Baseball; The Long Season Ends, Not With a Bang But a Whimper

The Boston Red Sox won the sixth and final World Series game of 2013 when they defeated the St. Louis Cardinals 6-1. It seemed that the Cardinals, who out hit the Red Sox 9-8, just couldn’t win this important game as the key moments all belonged to the Red Sox. The prime moment came in the third inning, when, after Dustin Pedroia singled, Series MVP, David Ortiz was walked intentionally. He batted .688 for the Series. With two on and two out, Michael Wacha hit Jonny Gomes, loading the bases, setting the stage for the big hit. Shane Victorino then cleared the bases with a hit off the wall in left. The key element here was that Wacha hit Gomes. This indicated that his control was off, he didn’t have the command that had allowed him to pitch superbly in post-season games resulting in a 4-0 record. That he was not the master this night was evident earlier as well as he allowed runners in the first two innings. This lack of command then produced the big hit when he fell behind Victorino 2-0. Victorino guessed fast ball and got it and it was up in the zone and inside, but not far enough. His hit off the Green Monster, as the left field fence in known in Fenway Park, was the game. A homerun by slumping Stephen Drew and RBI singles by Mike Napoli and Victorino, again, in the fourth ended Red Sox scoring, but it was enough.

The Cardinals never got it going in this game, or, for that matter, the last three. Their win in game three on the rarely used obstruction call (See explanation here) was their high point. After that, they were flat and lost. There is always hope in Baseball where there is no clock to end the game and a team always has a chance to continue play. Here, the final inning went in few pitches and two fly ball outs and a final strike out of Matt Carpenter on a 2-2 pitch by Koji Uehara, the Red Sox closer, ended it, not with a bang, but a whimper.

The long season that begins in the first week of April and ends the last week of October, is now over. I wrote many posts on this season that are available in the archives and can only wait for 2014. A year ago, the Red Sox finished last and now join the 1991 Minnesota Twins as the two teams who have gone from worst to first in one year. I have little hope that will happen soon. Go Cubs? Maybe not this year.

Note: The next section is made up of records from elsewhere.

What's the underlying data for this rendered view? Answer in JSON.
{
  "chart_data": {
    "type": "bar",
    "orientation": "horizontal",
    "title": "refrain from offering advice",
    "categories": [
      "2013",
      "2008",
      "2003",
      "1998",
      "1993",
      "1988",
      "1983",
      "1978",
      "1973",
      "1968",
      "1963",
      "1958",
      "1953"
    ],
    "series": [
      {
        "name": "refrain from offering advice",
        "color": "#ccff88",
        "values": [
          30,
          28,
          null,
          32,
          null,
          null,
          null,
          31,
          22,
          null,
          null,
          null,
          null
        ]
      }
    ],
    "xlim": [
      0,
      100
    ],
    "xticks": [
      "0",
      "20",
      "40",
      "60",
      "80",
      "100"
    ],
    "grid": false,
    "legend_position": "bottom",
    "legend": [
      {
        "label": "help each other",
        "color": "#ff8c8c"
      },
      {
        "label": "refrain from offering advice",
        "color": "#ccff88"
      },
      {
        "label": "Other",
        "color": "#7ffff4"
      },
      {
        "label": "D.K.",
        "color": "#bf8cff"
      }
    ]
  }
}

Red Sox Triumphant as Tigers Fail, Move to World Series Against Cardinals

Today I will discuss last night’s Tigers’ failure against the triumphant Red Sox who they used the grandslam to punctuate the Tigers failure. Last Sunday, Tiger closer Benoit, threw a nothing-get-it-over-fastball-first-pitch to David Ortiz who hit a grand slam in Fenway to win that critical game that kept the series at 1-1 and not 2-0 Tigers. Last night, reliever Veras, on an 0-2 pitch to Red Sox outfielder Victorino, threw the ball high and inside so that VIctorino could hit it over the Green Monster for a winning grandslam. That a pitcher threw such a pitch at that time indicates a serious lack of intelligence, in fact, it is just plain dumb. Just as Benoit’s pitch to Ortiz was just plain dumb.  These were, “here, beat me” pitches.

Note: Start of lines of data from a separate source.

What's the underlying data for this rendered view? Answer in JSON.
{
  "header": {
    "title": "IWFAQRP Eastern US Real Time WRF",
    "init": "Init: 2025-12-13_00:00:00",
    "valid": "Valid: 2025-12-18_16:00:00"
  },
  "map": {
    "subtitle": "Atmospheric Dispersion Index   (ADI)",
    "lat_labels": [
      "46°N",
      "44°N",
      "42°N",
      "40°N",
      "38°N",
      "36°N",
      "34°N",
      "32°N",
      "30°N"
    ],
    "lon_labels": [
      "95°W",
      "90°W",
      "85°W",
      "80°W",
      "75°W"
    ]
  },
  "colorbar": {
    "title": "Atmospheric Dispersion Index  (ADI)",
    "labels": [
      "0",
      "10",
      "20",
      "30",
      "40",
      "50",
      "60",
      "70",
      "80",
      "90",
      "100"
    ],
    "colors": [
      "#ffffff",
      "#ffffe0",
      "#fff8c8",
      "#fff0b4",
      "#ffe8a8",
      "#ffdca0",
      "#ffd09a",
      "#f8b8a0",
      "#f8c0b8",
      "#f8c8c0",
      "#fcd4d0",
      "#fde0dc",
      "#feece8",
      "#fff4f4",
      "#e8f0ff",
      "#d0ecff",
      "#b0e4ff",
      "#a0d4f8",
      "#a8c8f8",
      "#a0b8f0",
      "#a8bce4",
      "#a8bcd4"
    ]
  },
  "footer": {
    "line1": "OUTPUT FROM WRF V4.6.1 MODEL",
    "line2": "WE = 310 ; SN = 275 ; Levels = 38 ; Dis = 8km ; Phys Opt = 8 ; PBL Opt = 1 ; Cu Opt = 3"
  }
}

During the final week of the season, I was sitting with a Cubs scout at Target Field, We were discussing the coming playoffs and I said,”I don’t think the Tigers relievers can hold the Red Sox.” This was based on instinct and turned out to be dead on. I wonder at Manager Leyland’s decision to remove Max Scherzer, who is better than Tiger relievers under any circumstance. However, the Tigers made errors as well. Prince Fielder ran into a double play in the sixth inning, when, with runners on first and third, (Fielder was on third), the ball was hit to second and Fielder, instead of running hard to score, or returning to third, went half way. This allowed Pedroia, the second baseman to tag the runner and throw home to trap Fielder. This gaffe cost the Tigers a run, or, at least ended the rally. Then in the seventh, Iglesias, the shortstop, after catching the ball in his glove, dropped it and blew a double play that would have ended that inning, preserved the lead and possibly allowed the Tigers to win. This gafffe set the stage for Victorino’s grandslam. As has been written on this blog for sometime, “it is hard to play with one hand on your throat,(choke).”

We are off to the World Series, Torii Hunter won’t be there and will spend his life dreaming of catching David Ortiz’s Grandslam, but the Red Sox earned it in direct contrast to the way the Tigers failed at it. Baseball is a hard game, what a team wishes is that when they lose, they get beat by a better team, not that they lose or give it away. Here, the Red Sox were given victories by the Tigers who just couldn’t get it done.